Congress and families discuss rental housing crisis

Congressmen, Make Room staff, and impacted families gather in a Senate room.

Bethany Tuel

The increasingly expensive U.S. rental market has reached “crisis” levels, according to former U.S. Rep. Rick Lazio, R-Ny, at a Sept. 12 press conference organized by renters advocacy group Make Room, Inc. According to the former congressman, “This problem is not going away on its own.”

A press release from Make Room states that more than 25 million Americans face housing insecurity each year. Ali Solis, the president and CEO of Make Room, Inc. — an advocacy organization working to tell the stories of people struggling with rent and connecting them with their elected representatives “One in four renters are paying half of their income to rent, and when you spend so much money on your rent, you have little left over to pay for other basic needs, [like] food, clothing.”

The press conference, held at the Senate Dirksen Building, highlighted “National Month for Renters,” which was created by Make Room and sponsored in the House of Representatives by Representative Bruce Poliquin under House resolution 475. Make Room created the “National Month for Renters” in order to mobilize renters in focused advocacy events for policy change, such as “Make Rent Affordable Call-In Day” on Sept. 26 and a Twitter storm on Sept. 27.

After the press conference, there was a congressional briefing on the “Rental Housing Crisis in America.”

Lazio went on to say that we will see an increase in need for affordable housing and less availability of it. “My challenge is, for those leaders in Washington who talk about poverty, make housing—affordable housing, especially rental affordable housing—central to your mission,” Lazio said.

U.S. Representative Denny Heck, D-WA said that shelters, or homes, are often the largest expense for people. Many times, 40-50 percent of income is spent on them. Heck added, “I have a simple philosophy when it comes to housing — blanket, pillow, roof. If a family doesn’t have a blanket to put over their body, a pillow to put their head on, and a roof over their head, then any other problem or challenge in their life cannot be addressed.”

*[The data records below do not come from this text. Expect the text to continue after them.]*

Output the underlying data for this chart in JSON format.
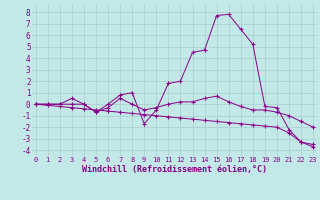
{
  "xlabel": "Windchill (Refroidissement éolien,°C)",
  "background_color": "#c2e8e8",
  "line_color": "#880088",
  "grid_color": "#aacccc",
  "x_ticks": [
    0,
    1,
    2,
    3,
    4,
    5,
    6,
    7,
    8,
    9,
    10,
    11,
    12,
    13,
    14,
    15,
    16,
    17,
    18,
    19,
    20,
    21,
    22,
    23
  ],
  "y_ticks": [
    -4,
    -3,
    -2,
    -1,
    0,
    1,
    2,
    3,
    4,
    5,
    6,
    7,
    8
  ],
  "xlim": [
    -0.3,
    23.3
  ],
  "ylim": [
    -4.5,
    8.7
  ],
  "series": [
    [
      0,
      1,
      2,
      3,
      4,
      5,
      6,
      7,
      8,
      9,
      10,
      11,
      12,
      13,
      14,
      15,
      16,
      17,
      18,
      19,
      20,
      21,
      22,
      23
    ],
    [
      0.0,
      0.0,
      0.0,
      0.5,
      0.0,
      -0.7,
      0.0,
      0.8,
      1.0,
      -1.7,
      -0.5,
      1.8,
      2.0,
      4.5,
      4.7,
      7.7,
      7.8,
      6.5,
      5.2,
      -0.2,
      -0.3,
      -2.2,
      -3.3,
      -3.5
    ],
    [
      0.0,
      0.0,
      0.0,
      0.0,
      0.0,
      -0.7,
      -0.3,
      0.5,
      0.0,
      -0.5,
      -0.3,
      0.0,
      0.2,
      0.2,
      0.5,
      0.7,
      0.2,
      -0.2,
      -0.5,
      -0.5,
      -0.7,
      -1.0,
      -1.5,
      -2.0
    ],
    [
      0.0,
      -0.1,
      -0.2,
      -0.3,
      -0.4,
      -0.5,
      -0.6,
      -0.7,
      -0.8,
      -0.9,
      -1.0,
      -1.1,
      -1.2,
      -1.3,
      -1.4,
      -1.5,
      -1.6,
      -1.7,
      -1.8,
      -1.9,
      -2.0,
      -2.5,
      -3.3,
      -3.7
    ]
  ]
}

Devona Rollins, who spoke about the impact that not being able to find affordable housing has had on her family, said she wants people to know that “it does affect working people. It’s not only for non-working Americans, but for people who work really hard every day to achieve the American dream. We’re challenged with the cost of high rent.” She added that most affordable housing is located in the inner city, where there are high crime rates and the schools are not as good. She would like to be able to find affordable, government-subsidized housing in good neighborhoods with good schools.

Country music artist Kane Brown spoke of how, growing up, he and his single mother often had to move. They lived in 15 different houses and Brown attended 12 different schools. He mentioned that moving schools hurts education, and he always felt behind.

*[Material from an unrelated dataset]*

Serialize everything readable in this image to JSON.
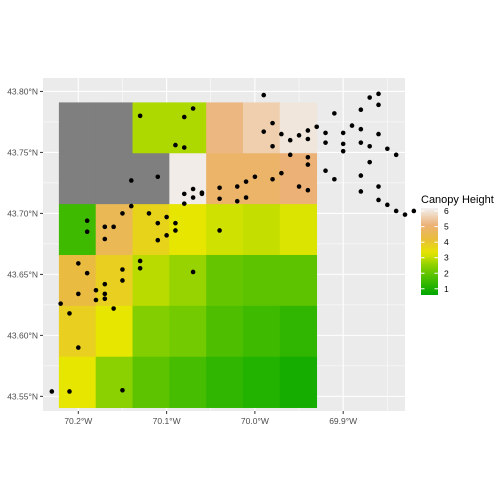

Speakers mentioned that there are solutions available, although they are not always straightforward. One solution that was brought up several times is low-income housing tax credit. Heck added that Government-Sponsored Enterprise reform should not harm renters. Heck’s office noted that any GSE reform that intends “to push the risk from the government to the private sector will drive up the cost of mortgages.” This, in turn, “will push more American families out of the ability to receive a mortgage, meaning they will be renting. More pressure and competition for rental units will drive rents up and harm renters.” Heck also stated that reform should not hurt the Department of Housing and Urban Development. If Congress and the Trump Administration chooses to cut funding for programs that offer affordable rental housing and assisted housing such as Section 8 housing, alongside GSE reform, more people will be pushed into renting housing, which could then lead to more households with lower incomes facing housing instability.

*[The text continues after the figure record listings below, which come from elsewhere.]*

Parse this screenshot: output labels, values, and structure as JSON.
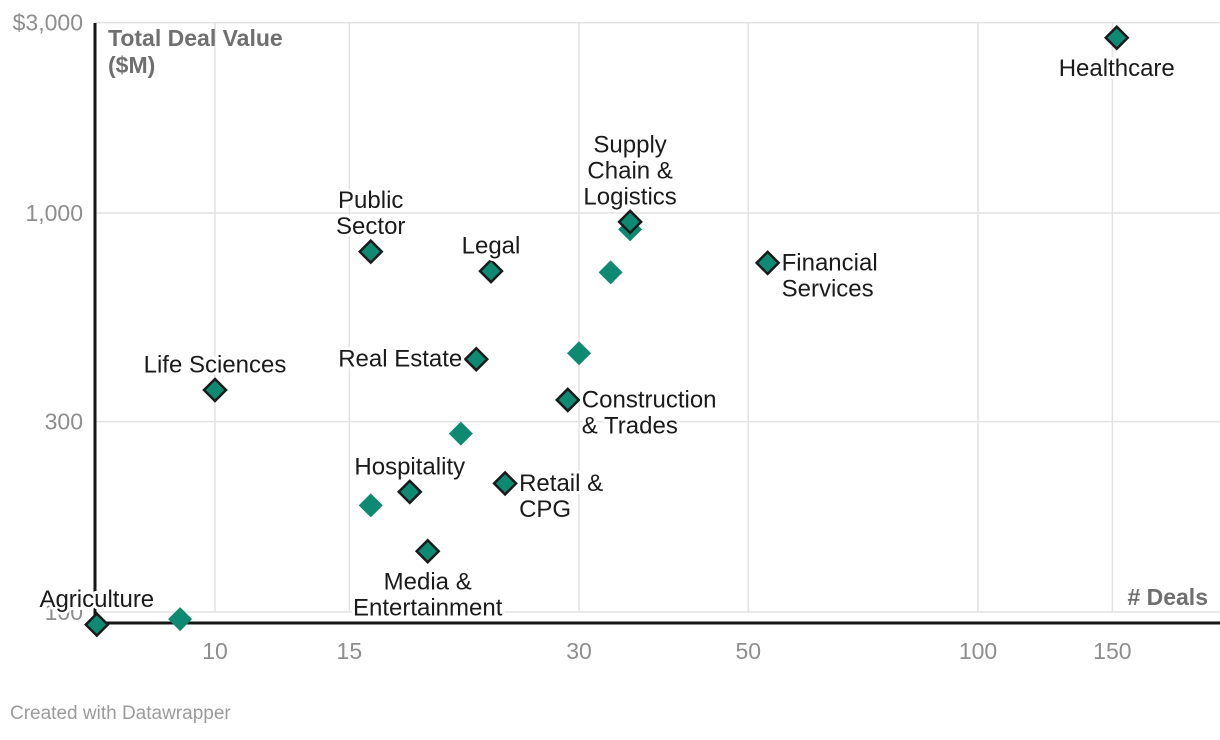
{
  "chart_data": {
    "type": "scatter",
    "title": "",
    "x_axis": {
      "title": "# Deals",
      "scale": "log",
      "min": 7,
      "max": 200,
      "ticks": [
        {
          "value": 10,
          "label": "10"
        },
        {
          "value": 15,
          "label": "15"
        },
        {
          "value": 30,
          "label": "30"
        },
        {
          "value": 50,
          "label": "50"
        },
        {
          "value": 100,
          "label": "100"
        },
        {
          "value": 150,
          "label": "150"
        }
      ]
    },
    "y_axis": {
      "title_lines": [
        "Total Deal Value",
        "($M)"
      ],
      "scale": "log",
      "min": 93,
      "max": 3000,
      "ticks": [
        {
          "value": 3000,
          "label": "$3,000"
        },
        {
          "value": 1000,
          "label": "1,000"
        },
        {
          "value": 300,
          "label": "300"
        },
        {
          "value": 100,
          "label": "100"
        }
      ]
    },
    "grid": true,
    "legend": "none",
    "marker": {
      "shape": "diamond",
      "fill": "#0e8a72",
      "labeled_stroke": "#1a1a1a"
    },
    "series": [
      {
        "name": "Industries",
        "points": [
          {
            "name": "Healthcare",
            "deals": 152,
            "total_deal_value_m": 2750,
            "labeled": true,
            "label_lines": [
              "Healthcare"
            ],
            "label_pos": "bottom"
          },
          {
            "name": "Supply Chain & Logistics",
            "deals": 35,
            "total_deal_value_m": 950,
            "labeled": true,
            "label_lines": [
              "Supply",
              "Chain &",
              "Logistics"
            ],
            "label_pos": "top"
          },
          {
            "name": "Public Sector",
            "deals": 16,
            "total_deal_value_m": 800,
            "labeled": true,
            "label_lines": [
              "Public",
              "Sector"
            ],
            "label_pos": "top"
          },
          {
            "name": "Financial Services",
            "deals": 53,
            "total_deal_value_m": 750,
            "labeled": true,
            "label_lines": [
              "Financial",
              "Services"
            ],
            "label_pos": "right"
          },
          {
            "name": "Legal",
            "deals": 23,
            "total_deal_value_m": 715,
            "labeled": true,
            "label_lines": [
              "Legal"
            ],
            "label_pos": "top"
          },
          {
            "name": "Real Estate",
            "deals": 22,
            "total_deal_value_m": 430,
            "labeled": true,
            "label_lines": [
              "Real Estate"
            ],
            "label_pos": "left"
          },
          {
            "name": "Life Sciences",
            "deals": 10,
            "total_deal_value_m": 360,
            "labeled": true,
            "label_lines": [
              "Life Sciences"
            ],
            "label_pos": "top"
          },
          {
            "name": "Construction & Trades",
            "deals": 29,
            "total_deal_value_m": 340,
            "labeled": true,
            "label_lines": [
              "Construction",
              "& Trades"
            ],
            "label_pos": "right"
          },
          {
            "name": "Retail & CPG",
            "deals": 24,
            "total_deal_value_m": 210,
            "labeled": true,
            "label_lines": [
              "Retail &",
              "CPG"
            ],
            "label_pos": "right"
          },
          {
            "name": "Hospitality",
            "deals": 18,
            "total_deal_value_m": 200,
            "labeled": true,
            "label_lines": [
              "Hospitality"
            ],
            "label_pos": "top"
          },
          {
            "name": "Media & Entertainment",
            "deals": 19,
            "total_deal_value_m": 142,
            "labeled": true,
            "label_lines": [
              "Media &",
              "Entertainment"
            ],
            "label_pos": "bottom"
          },
          {
            "name": "Agriculture",
            "deals": 7,
            "total_deal_value_m": 93,
            "labeled": true,
            "label_lines": [
              "Agriculture"
            ],
            "label_pos": "top"
          },
          {
            "name": "unlabeled-1",
            "deals": 35,
            "total_deal_value_m": 910,
            "labeled": false
          },
          {
            "name": "unlabeled-2",
            "deals": 33,
            "total_deal_value_m": 710,
            "labeled": false
          },
          {
            "name": "unlabeled-3",
            "deals": 30,
            "total_deal_value_m": 445,
            "labeled": false
          },
          {
            "name": "unlabeled-4",
            "deals": 21,
            "total_deal_value_m": 280,
            "labeled": false
          },
          {
            "name": "unlabeled-5",
            "deals": 16,
            "total_deal_value_m": 185,
            "labeled": false
          },
          {
            "name": "unlabeled-6",
            "deals": 9,
            "total_deal_value_m": 96,
            "labeled": false
          }
        ]
      }
    ]
  },
  "colors": {
    "background": "#ffffff",
    "grid": "#e2e2e2",
    "axis": "#161616",
    "tick_text": "#8e8e8e",
    "axis_title_text": "#6f6f6f",
    "label_text": "#1a1a1a",
    "marker_fill": "#0e8a72",
    "marker_stroke": "#1a1a1a",
    "credit_text": "#9b9b9b"
  },
  "footer": {
    "credit": "Created with Datawrapper"
  }
}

During the congressional briefing, families shared their experiences. One woman said she was concerned about finding an affordable place to live where she could still get good education for her 2 autistic children. She works 2-3 jobs and still cannot always afford therapy for her children, and often has to pick and choose which therapies they will receive. Lower rent, she said, would minimize her stress.

The families suggested solutions, such as raising minimum wage, creating a stipend that families could use to supplement rent when emergencies arise such as medical bills or funeral costs, making a program to offset some taxes, or restructuring welfare programs to help working people in addition to those without jobs.

Solis also offered a solution. “It has to be a multi-pronged approach, so I would say there are four big buckets. Expand the supply of affordable housing, expand rental assistance, provide emergency short-term support, and then regulatory relief. There’s a lot of interest in developers doing more work, but they’re often handcuffed by local regulations.”

The press conference was also attended by Senator Chris Van Hollen, D-MD and U.S. Representative Bruce Poliquin, R-ME.

Senators Bill Cassidy and Chris Van Hollen are working on a companion resolution to House Resolution 475.